Sprint has been awarded a $7.3 million grant from the U.S. Department of Energy (DoE) as part of the American Recovery and Reinvestment Act funding earmarked for fuel cell technology. The grant funding will be used to expand Sprint’s hydrogen fuel cell program at cell sites throughout the United States.
The wireless carrier said it is the largest single grant awarded by the DoE for this round of grant funding, which totaled $41.9 million. Sprint uses the hydrogen fuel cells for providing around 15 hours of back-up power before needing to refuel. As part of this grant, Sprint will work with hydrogen fuel cell manufacturers, tank providers and hydrogen suppliers to extend the unassisted run-time to 72 hours.
As part of its sustainability efforts, Sprint has deployed more than 250 hydrogen fuel cells in its network, and has been awarded a total of three Department of Energy grants to deploy new hydrogen fuel cell technologies. The company says hydrogen fuel cells provide a much cleaner alternative to diesel-powered back-up generators, which have been used in the past.
Energy Secretary Steven Chu said the funding will accelerate the commercialization and deployment of fuel cells and will create jobs in fuel cell manufacturing, installation, maintenance, and support services. Click here for a detailed state-by-state list of awards for the $41.9 million funding.
As part of the American Recovery and Reinvestment Act, the DoE also recently released two competitive solicitations for up to $2 billion in federal funding for electric-vehicle advanced batteries and related drive components, and up to $400 million for transportation electrification demonstration and deployment projects.
In addition, Sprint recently announced environmental goals that include reducing its greenhouse gas (GHG) emissions by 15 percent and securing 10 percent of its energy needs from renewable sources by 2017.
Sprint isn’t the only wireless carrier deploying hydrogen fuel cells. Verizon, a wireline and wireless communications company, announced last year that it’s call-switching center and office building in Garden City, N.Y., uses seven fuel cells, which it claims as the nation’s largest fuel cell site. Verizon says the system provides as much as 80 percent of the facility’s power load when all seven fuel cells are activated, eliminating 11.1 million pounds of GHG emissions per year.
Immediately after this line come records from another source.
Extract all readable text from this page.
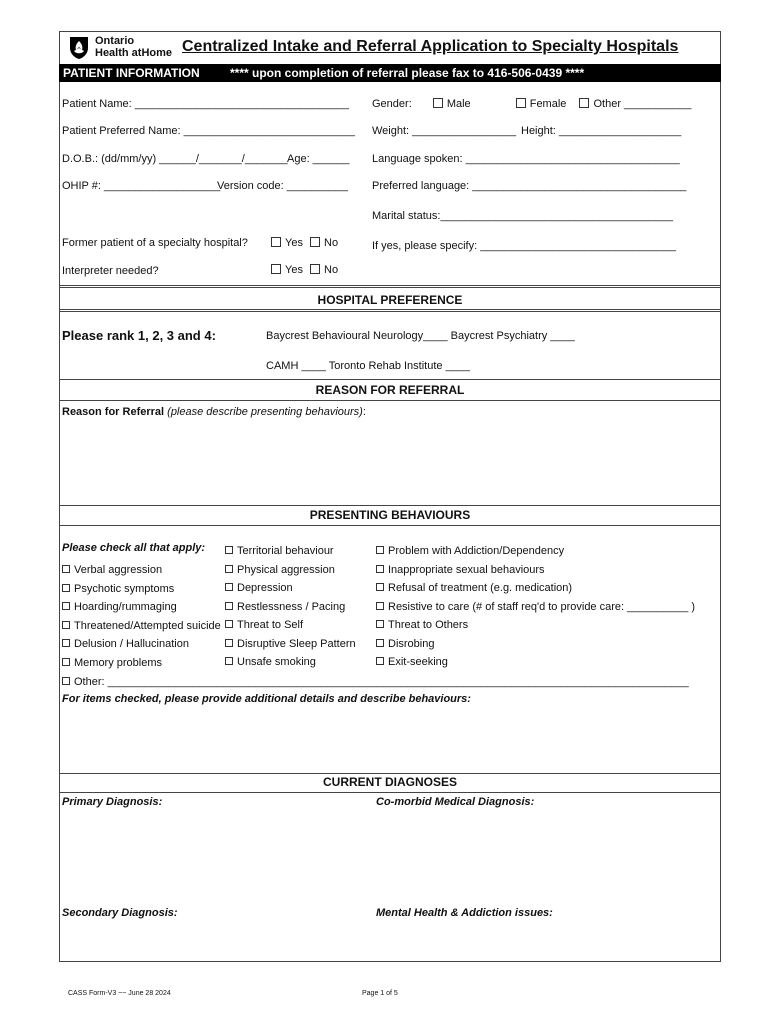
Ontario
Health atHome Centralized Intake and Referral Application to Specialty Hospitals
PATIENT INFORMATION	**** upon completion of referral please fax to 416-506-0439 ****
Patient Name: ___________________________________
Patient Preferred Name: ____________________________
D.O.B.: (dd/mm/yy) ______/_______/_______ Age: ______
OHIP #: ___________________
Version code: __________
Former patient of a specialty hospital?	Yes No
Interpreter needed?	Yes No
Gender:	Male	Female Other ___________
Weight: _________________ Height: ____________________
Language spoken: ___________________________________
Preferred language: ___________________________________
Marital status:______________________________________
If yes, please specify: ________________________________
HOSPITAL PREFERENCE
Please rank 1, 2, 3 and 4:	Baycrest Behavioural Neurology____ Baycrest Psychiatry ____
CAMH ____ Toronto Rehab Institute ____
REASON FOR REFERRAL
Reason for Referral (please describe presenting behaviours):
PRESENTING BEHAVIOURS
Please check all that apply:
Verbal aggression
Psychotic symptoms
Hoarding/rummaging
Threatened/Attempted suicide
Delusion / Hallucination
Memory problems
Territorial behaviour
Physical aggression
Depression
Restlessness / Pacing
Threat to Self
Disruptive Sleep Pattern
Unsafe smoking
Problem with Addiction/Dependency
Inappropriate sexual behaviours
Refusal of treatment (e.g. medication)
Resistive to care (# of staff req'd to provide care: __________ )
Threat to Others
Disrobing
Exit-seeking
Other: _______________________________________________________________________________________________
For items checked, please provide additional details and describe behaviours:
CURRENT DIAGNOSES
Primary Diagnosis:	Co-morbid Medical Diagnosis:
Secondary Diagnosis:	Mental Health & Addiction issues:
CASS Form-V3 ~~ June 28 2024	Page 1 of 5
Verizon just announced that its conservation efforts in 2008 reduced its GHG emissions by more than 303,000 metric tons, which the company estimates is equivalent to taking more than 55,500 cars off the road. The company says its carbon intensity is approximately nine times below the U.S. average, as reported by the U.S. Energy Information Administration. Verizon’s rate of 64 metric tons of CO2 emissions per million dollars in revenue represents a year-over-year improvement of 3 percent.
Other environmental initiatives launched in 2008 include a pilot project that reduces the energy used by computers and monitors, and a program to limit engine idling, which cut fuel consumption by more than 1 million gallons. The telecommunications company also requires that the network equipment it purchases be 20 percent more energy efficient.